Seit gestern früh ist klar, welche Branchen vom Freihandelsabkommen der Schweiz mit China profitieren. Um 11 Uhr Ortszeit wurde es im Handelsministerium in Peking unterzeichnet.

Ein Blick in die Details zeigt, dass die Zölle für chinesische Importe in die Schweiz komplett wegfallen. Demgegenüber stemmte sich China gegen einen vollständigen Zollabbau für die Schweizer Seite. Nur bei einem Fünftel des Werts der Schweizer Exporte werden die Zölle (die heute 10 bis über 20 Prozent des Warenwerts betragen) sofort und vollständig abgeschafft. Für gut einen Viertel des Handelsvolumens werden die Zölle sofort um 60 Prozent gesenkt. Bei weiteren 40 Prozent wird der Zollabbau je nach Warenkategorie innerhalb der nächsten 5 bis 15 Jahre schrittweise geschehen.

Insgesamt werden 93 Prozent der Schweizer Produkte nach Ablauf der Übergangsfristen zollfrei sein. Nur bei 7 Prozent gibt es gar keinen Zollabbau.

Trotz diesen Zugeständnissen an das mächtige China sind die grossen Wirtschaftsverbände zufrieden. Denn sie wissen: Die kleine Schweiz mit ihren 8 Millionen Einwohnern wird vom Freihandel mit dem 1,3 Milliarden Einwohner zählenden, rasant wachsenden China unvergleichlich mehr profitieren als umgekehrt. Auch stärkt das Abkommen die Wettbewerbsfähigkeit der Schweizer Industrie gegenüber den Mitbewerbern aus den USA und der Europäischen Union. Als Gewinner fühlen sich alle wichtigen Branchen:

> Bei den Uhren werden die Zölle sofort um 60 Prozent reduziert. Jean-Daniel Pasche, Präsident des Verbandes der Schweizerischen Uhrenindustrie, sagt: «Natürlich hätten wir eine totale Abschaffung der Zölle erhofft, aber wir sind zufrieden, dass das Abkommen unterzeichnet worden ist. Jede Reduktion der Zölle ist positiv für uns, da sie uns mehr Chancen gibt, die Uhrenexporte zu erhöhen.» Pasche verweist auch darauf, dass mit dem Abkommen der Kampf gegen Fälschungen und der Schutz des Labels «Swiss made» verbessert wird.

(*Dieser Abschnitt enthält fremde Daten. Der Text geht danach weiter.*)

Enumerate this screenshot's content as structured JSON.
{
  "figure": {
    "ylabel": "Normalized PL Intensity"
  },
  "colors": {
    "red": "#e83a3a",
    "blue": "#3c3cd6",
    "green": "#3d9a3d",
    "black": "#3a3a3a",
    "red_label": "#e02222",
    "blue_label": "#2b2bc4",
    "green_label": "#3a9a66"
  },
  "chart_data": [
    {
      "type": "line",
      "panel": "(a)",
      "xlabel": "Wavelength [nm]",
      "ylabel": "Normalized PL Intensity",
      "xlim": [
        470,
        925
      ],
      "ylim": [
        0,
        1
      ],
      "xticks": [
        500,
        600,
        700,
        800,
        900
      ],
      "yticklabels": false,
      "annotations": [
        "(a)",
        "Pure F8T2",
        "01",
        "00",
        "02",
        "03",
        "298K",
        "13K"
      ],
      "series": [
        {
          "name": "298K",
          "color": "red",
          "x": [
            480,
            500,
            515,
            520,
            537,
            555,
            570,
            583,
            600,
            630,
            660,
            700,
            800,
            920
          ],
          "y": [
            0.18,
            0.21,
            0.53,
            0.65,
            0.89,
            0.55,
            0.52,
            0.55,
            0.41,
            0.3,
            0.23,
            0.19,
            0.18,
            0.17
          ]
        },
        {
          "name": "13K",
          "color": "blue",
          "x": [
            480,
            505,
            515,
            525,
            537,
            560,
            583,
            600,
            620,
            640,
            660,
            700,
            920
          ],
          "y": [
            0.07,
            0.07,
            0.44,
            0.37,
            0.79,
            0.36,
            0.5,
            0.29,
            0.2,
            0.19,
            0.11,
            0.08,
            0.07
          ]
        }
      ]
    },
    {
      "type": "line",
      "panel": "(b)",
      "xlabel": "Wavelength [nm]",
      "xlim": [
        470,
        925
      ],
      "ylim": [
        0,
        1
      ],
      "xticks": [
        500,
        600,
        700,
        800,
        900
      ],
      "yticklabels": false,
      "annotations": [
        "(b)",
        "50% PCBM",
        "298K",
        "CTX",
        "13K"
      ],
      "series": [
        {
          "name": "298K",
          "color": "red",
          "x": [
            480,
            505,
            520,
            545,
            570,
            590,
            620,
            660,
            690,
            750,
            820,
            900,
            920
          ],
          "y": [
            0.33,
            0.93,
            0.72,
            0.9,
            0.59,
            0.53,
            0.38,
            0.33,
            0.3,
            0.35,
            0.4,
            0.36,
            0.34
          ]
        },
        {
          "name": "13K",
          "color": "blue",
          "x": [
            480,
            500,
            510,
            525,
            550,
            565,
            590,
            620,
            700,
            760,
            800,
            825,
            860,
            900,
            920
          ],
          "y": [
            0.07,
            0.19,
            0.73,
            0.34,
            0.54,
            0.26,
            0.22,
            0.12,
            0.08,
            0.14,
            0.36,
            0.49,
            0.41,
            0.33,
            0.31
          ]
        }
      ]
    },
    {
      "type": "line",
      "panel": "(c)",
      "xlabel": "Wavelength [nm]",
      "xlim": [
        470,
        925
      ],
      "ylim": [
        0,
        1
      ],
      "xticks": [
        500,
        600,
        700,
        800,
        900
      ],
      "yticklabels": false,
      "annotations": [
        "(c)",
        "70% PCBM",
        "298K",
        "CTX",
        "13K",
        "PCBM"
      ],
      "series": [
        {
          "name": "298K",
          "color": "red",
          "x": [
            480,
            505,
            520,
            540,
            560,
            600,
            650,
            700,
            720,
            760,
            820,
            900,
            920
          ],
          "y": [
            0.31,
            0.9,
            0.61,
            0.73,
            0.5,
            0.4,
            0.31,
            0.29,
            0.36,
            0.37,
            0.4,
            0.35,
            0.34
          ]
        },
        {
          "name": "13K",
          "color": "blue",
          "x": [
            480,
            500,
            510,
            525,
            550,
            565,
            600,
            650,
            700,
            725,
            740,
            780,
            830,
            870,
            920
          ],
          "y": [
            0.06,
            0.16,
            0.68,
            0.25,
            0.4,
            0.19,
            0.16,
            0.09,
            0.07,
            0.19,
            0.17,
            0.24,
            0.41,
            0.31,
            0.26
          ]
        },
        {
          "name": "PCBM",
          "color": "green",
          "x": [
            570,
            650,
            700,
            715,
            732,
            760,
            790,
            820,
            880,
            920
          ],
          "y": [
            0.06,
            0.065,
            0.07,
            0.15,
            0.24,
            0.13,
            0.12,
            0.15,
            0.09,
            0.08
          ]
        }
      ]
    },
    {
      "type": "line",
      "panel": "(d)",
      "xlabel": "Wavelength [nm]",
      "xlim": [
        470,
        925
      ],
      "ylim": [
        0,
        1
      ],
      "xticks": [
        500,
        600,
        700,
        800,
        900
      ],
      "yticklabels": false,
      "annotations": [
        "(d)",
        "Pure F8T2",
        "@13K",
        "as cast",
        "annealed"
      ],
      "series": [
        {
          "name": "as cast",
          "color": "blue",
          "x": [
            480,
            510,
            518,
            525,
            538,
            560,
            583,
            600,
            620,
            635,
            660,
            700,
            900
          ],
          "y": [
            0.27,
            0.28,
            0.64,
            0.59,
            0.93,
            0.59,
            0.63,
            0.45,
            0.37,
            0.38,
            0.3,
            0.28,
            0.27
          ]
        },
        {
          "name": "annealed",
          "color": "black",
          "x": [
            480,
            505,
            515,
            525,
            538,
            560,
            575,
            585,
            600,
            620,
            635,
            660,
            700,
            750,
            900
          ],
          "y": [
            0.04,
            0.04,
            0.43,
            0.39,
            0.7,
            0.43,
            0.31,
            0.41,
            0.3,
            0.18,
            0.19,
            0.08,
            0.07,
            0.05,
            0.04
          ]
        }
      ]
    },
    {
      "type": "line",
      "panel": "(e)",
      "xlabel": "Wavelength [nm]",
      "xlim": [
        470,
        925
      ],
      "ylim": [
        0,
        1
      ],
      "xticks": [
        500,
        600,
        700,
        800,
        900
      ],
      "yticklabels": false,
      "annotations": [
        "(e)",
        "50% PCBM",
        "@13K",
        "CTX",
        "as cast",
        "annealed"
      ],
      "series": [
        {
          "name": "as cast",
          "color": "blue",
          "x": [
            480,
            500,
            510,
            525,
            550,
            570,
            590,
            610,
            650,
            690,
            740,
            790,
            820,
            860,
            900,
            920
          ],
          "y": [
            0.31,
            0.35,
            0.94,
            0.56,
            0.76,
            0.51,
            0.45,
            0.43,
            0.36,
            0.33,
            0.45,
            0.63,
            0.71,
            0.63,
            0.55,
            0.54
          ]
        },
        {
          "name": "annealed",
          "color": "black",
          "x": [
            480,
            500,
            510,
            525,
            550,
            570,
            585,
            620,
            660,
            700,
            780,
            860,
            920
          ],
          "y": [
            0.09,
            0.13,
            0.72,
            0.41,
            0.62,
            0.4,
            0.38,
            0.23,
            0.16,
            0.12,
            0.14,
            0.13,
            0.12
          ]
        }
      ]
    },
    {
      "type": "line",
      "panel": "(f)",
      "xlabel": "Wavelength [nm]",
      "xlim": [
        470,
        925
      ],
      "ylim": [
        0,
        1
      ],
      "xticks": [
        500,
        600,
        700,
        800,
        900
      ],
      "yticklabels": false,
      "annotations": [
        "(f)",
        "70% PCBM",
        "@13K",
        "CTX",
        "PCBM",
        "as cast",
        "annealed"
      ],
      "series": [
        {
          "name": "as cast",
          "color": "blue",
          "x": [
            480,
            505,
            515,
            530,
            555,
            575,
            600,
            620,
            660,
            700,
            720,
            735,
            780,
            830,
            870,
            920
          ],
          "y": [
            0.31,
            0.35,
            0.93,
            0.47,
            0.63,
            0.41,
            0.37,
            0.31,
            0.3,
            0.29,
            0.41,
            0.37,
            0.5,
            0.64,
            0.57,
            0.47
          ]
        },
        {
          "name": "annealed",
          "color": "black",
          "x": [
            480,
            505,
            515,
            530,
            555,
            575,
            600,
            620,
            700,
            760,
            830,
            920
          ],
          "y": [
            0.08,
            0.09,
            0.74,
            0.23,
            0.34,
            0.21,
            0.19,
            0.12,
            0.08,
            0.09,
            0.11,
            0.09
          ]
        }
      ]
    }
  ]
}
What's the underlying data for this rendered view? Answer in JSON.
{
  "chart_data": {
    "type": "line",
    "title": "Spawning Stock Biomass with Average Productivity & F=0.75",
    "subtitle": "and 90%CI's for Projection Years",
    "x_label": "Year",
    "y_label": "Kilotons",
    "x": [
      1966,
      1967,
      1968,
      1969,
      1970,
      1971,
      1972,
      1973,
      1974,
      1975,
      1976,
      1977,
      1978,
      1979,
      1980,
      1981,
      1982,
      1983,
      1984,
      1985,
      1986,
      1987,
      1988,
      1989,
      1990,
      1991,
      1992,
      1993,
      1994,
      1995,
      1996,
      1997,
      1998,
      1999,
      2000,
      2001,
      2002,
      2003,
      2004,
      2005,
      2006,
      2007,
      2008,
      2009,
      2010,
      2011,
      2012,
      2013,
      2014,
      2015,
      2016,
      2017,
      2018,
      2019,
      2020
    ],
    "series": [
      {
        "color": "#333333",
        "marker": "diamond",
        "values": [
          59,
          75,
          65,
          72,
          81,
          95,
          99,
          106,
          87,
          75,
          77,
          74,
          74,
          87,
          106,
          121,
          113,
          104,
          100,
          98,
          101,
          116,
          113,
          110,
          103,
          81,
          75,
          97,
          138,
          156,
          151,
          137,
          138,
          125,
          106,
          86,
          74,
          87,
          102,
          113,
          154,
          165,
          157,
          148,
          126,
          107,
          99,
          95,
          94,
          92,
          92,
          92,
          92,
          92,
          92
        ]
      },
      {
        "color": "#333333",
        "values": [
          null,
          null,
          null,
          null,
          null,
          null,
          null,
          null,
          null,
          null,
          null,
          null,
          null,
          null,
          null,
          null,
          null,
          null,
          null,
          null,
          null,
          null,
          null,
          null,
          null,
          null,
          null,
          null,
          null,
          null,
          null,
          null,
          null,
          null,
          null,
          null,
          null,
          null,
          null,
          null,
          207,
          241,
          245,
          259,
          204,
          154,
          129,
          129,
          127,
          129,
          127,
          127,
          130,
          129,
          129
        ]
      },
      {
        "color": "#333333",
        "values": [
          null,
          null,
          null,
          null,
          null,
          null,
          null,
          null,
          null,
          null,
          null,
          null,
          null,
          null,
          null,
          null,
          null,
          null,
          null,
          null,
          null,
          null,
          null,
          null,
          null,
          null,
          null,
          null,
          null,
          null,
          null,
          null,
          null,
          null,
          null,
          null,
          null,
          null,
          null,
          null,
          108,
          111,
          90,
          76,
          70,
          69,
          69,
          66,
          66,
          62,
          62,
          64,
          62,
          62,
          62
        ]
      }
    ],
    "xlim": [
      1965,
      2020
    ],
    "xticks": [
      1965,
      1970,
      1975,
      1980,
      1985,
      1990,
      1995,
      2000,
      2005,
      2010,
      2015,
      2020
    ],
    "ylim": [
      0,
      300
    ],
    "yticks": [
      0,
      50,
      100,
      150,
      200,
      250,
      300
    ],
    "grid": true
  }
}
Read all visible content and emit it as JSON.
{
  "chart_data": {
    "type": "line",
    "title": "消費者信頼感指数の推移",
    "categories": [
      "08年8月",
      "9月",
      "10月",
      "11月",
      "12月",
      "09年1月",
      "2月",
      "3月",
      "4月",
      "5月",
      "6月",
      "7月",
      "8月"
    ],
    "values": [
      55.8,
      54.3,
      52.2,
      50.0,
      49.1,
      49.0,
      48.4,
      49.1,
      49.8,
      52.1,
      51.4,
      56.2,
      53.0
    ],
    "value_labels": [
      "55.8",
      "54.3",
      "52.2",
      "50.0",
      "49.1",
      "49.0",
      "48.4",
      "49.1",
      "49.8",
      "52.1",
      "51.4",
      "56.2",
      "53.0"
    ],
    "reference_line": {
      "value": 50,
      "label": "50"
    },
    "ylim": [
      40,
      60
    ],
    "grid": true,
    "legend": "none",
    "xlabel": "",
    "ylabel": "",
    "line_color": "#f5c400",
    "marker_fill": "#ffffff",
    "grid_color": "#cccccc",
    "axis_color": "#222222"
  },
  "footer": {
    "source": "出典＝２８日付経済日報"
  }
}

> Bei der Pharma und Chemie werden die Zölle stufenweise abgebaut, bei den meisten Produkten bis zur vollständigen Beseitigung. Der Branchenverband Scienceindustries begrüsst deshalb den Abschluss des Abkommens. «Mit Ausnahme des Umfangs und der Dauer des Zollabbaus sind die Verhandlungsziele unserer Industrie erreicht worden», sagt Sprecher Marcel Sennhauser. Einschränkend sagt er: «Leider konnte das Ziel eines vollständigen und umfassenden Zollabbaus nur teilweise erreicht werden.» Die im Abkommen verankerte Weiterentwicklungsklausel ermögliche es aber, alle zwei Jahre Anpassungen an der Produktabdeckung zu verhandeln.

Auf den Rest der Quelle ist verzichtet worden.